Library Computer: The planet (no name is given) fits no known categories. Only a few thousand years old, it is approximately the size of Earth's moon, but it has a mass and atmosphere similar to that of Earth. Earth-type vegetation (albeit poisonous to humans) has developed on the planet. Neither an atmosphere nor vegetation could have evolved in so short a period of time on a natural planet. A sort of plant parasite is the nearest form of [animal] biological life on the surface. There is no evidence of rainfall - thus, the plants get their water from a different source. The planet has no magnetic field and is made up of a basic diburnium-osmium alloy, which could not have occurred naturally. The alloy has a melting point of 8000° C - it looks like igneous rock but is infinitely denser.
     If the Enterprise were to blow up, it would leave a high residual radioactive trace and a high concentration of energy. If the emergency bypass control of the matter/antimatter integrator is fused (something that would take all the power of the main phaser banks to achieve), the integrator will overload and destroy the ship. There is an access tube leading to the matter/antimatter reaction chamber, but it's not designed to be used while the integrator operates, and anyone in there while the integrator is working could be killed. A magnetic probe inserted into the magnetic flow needs to match the flow exactly or the flow will jump and lead to an explosion - the safety control won't hold for more than two seconds. The ship isn't designed to take speeds of warp 11.2 and above for extended time, although warp 14.1 can be achieved without the destruction of the ship.
     The alien named Losira is actually a computer defense system. She can create a massive cellular disruption, in which every cell appears to be blasted from the inside, which kills people. (No known disease organism can accomplish this.) Losira can only kill a specific person at a time though; she is programmed to match a certain person's cell structure and chromosomes, and she cannot harm someone who does not match. A light touch is enough to wound a person; a longer hold will kill. It's implied that Losira can read minds. She travels via teleportation, which reads on a tricorder as a giant increase and decrease in magnetism and energy, almost as if a door had opened and closed.
     A humanoid race known as the Kalandans built the planet as an outpost. In doing so, they inadvertently created a deadly organism which wiped out the advance party on the outpost (and, McCoy speculates, was transmitted to the rest of the race by a supply ship). [The "deadly organism" is the plant parasite that McCoy discovers - he even says it's "almost a virus".] Before her death, Losira, the commander of the outpost, set the computer to selectively defend the outpost against all non-Kalandans. The computer used the image of Losira for its defense mechanism. The computer is incredibly powerful, able to transport the Enterprise 990.7 light years away (not even a small star going supernova would move the ship that far) and fuse the matter/antimatter integrator's emergency bypass control. The computer itself is vulnerable to a phaser blast. Why the outpost was constructed in the first place remains a mystery.

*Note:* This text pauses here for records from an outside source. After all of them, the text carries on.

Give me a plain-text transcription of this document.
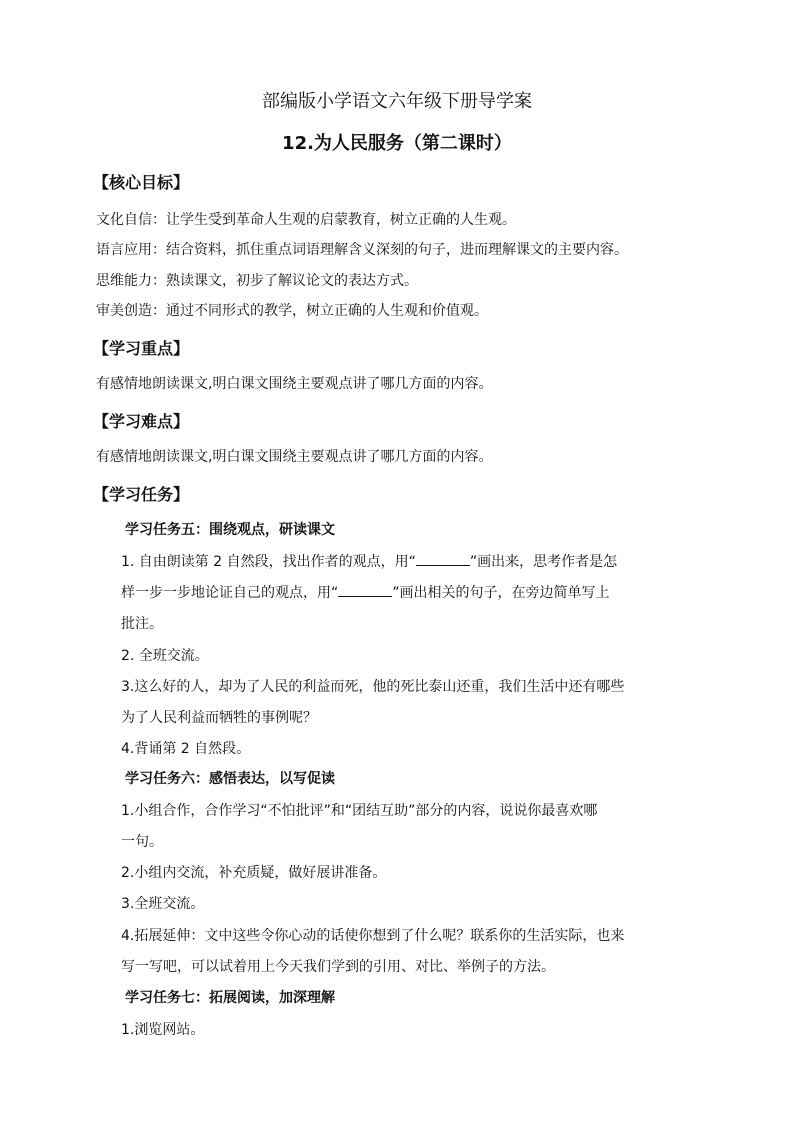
部编版小学语文六年级下册导学案
12.为人民服务（第二课时）
【核心目标】
文化自信：让学生受到革命人生观的启蒙教育，树立正确的人生观。
语言应用：结合资料，抓住重点词语理解含义深刻的句子，进而理解课文的主要内容。
思维能力：熟读课文，初步了解议论文的表达方式。
审美创造：通过不同形式的教学，树立正确的人生观和价值观。
【学习重点】
有感情地朗读课文,明白课文围绕主要观点讲了哪几方面的内容。
【学习难点】
有感情地朗读课文,明白课文围绕主要观点讲了哪几方面的内容。
【学习任务】
学习任务五：围绕观点，研读课文
1. 自由朗读第 2 自然段，找出作者的观点，用“	”画出来，思考作者是怎
样一步一步地论证自己的观点，用“	”画出相关的句子，在旁边简单写上
批注。
2. 全班交流。
3.这么好的人，却为了人民的利益而死，他的死比泰山还重，我们生活中还有哪些
为了人民利益而牺牲的事例呢？
4.背诵第 2 自然段。
学习任务六：感悟表达，以写促读
1.小组合作，合作学习“不怕批评”和“团结互助”部分的内容，说说你最喜欢哪
一句。
2.小组内交流，补充质疑，做好展讲准备。
3.全班交流。
4.拓展延伸：文中这些令你心动的话使你想到了什么呢？联系你的生活实际，也来
写一写吧，可以试着用上今天我们学到的引用、对比、举例子的方法。
学习任务七：拓展阅读，加深理解
1.浏览网站。
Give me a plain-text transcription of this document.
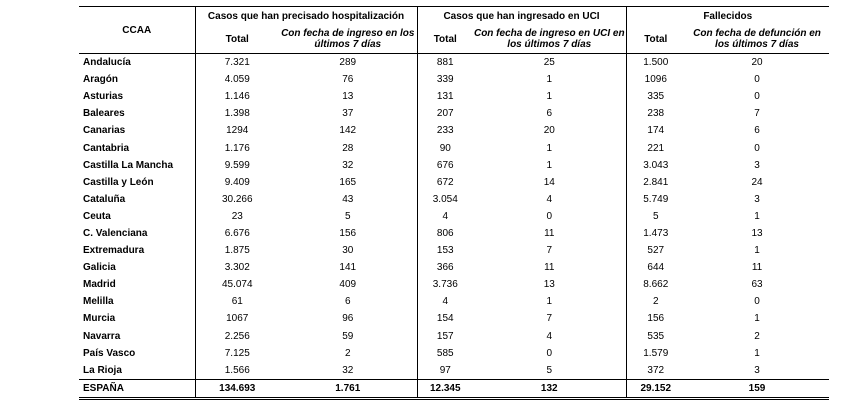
CCAA	Casos que han precisado hospitalización		Casos que han ingresado en UCI		Fallecidos	
	Total	Con fecha de ingreso en los últimos 7 días	Total	Con fecha de ingreso en UCI en los últimos 7 días	Total	Con fecha de defunción en los últimos 7 días
Andalucía	7.321	289	881	25	1.500	20
Aragón	4.059	76	339	1	1096	0
Asturias	1.146	13	131	1	335	0
Baleares	1.398	37	207	6	238	7
Canarias	1294	142	233	20	174	6
Cantabria	1.176	28	90	1	221	0
Castilla La Mancha	9.599	32	676	1	3.043	3
Castilla y León	9.409	165	672	14	2.841	24
Cataluña	30.266	43	3.054	4	5.749	3
Ceuta	23	5	4	0	5	1
C. Valenciana	6.676	156	806	11	1.473	13
Extremadura	1.875	30	153	7	527	1
Galicia	3.302	141	366	11	644	11
Madrid	45.074	409	3.736	13	8.662	63
Melilla	61	6	4	1	2	0
Murcia	1067	96	154	7	156	1
Navarra	2.256	59	157	4	535	2
País Vasco	7.125	2	585	0	1.579	1
La Rioja	1.566	32	97	5	372	3
ESPAÑA	134.693	1.761	12.345	132	29.152	159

     A tricorder can be set for automatic distress as a sentry.
     Scotty can sense when the ship "feels" wrong, even when the instruments indicate that everything is operating normally.
     Lt. Sulu was born on Earth.
     Janus VI (from "The Devil in the Dark") receives a name-check.

Final Analysis: "You mean that one of the people who threw us 1000 light years away from that planet is on board and killing people?" A substandard runaround. Although both the Enterprise and the landing party are in trouble, you don't really care about either plot and just wish they'd get on with it. The story takes too long to offer any explanations, and when it finally does, they're incomplete, which gives the episode an unfinished feel. This matched with the generally poor dialogue makes for a fairly tedious, unmemorable adventure. Losira's disappearing effect is pretty cool though.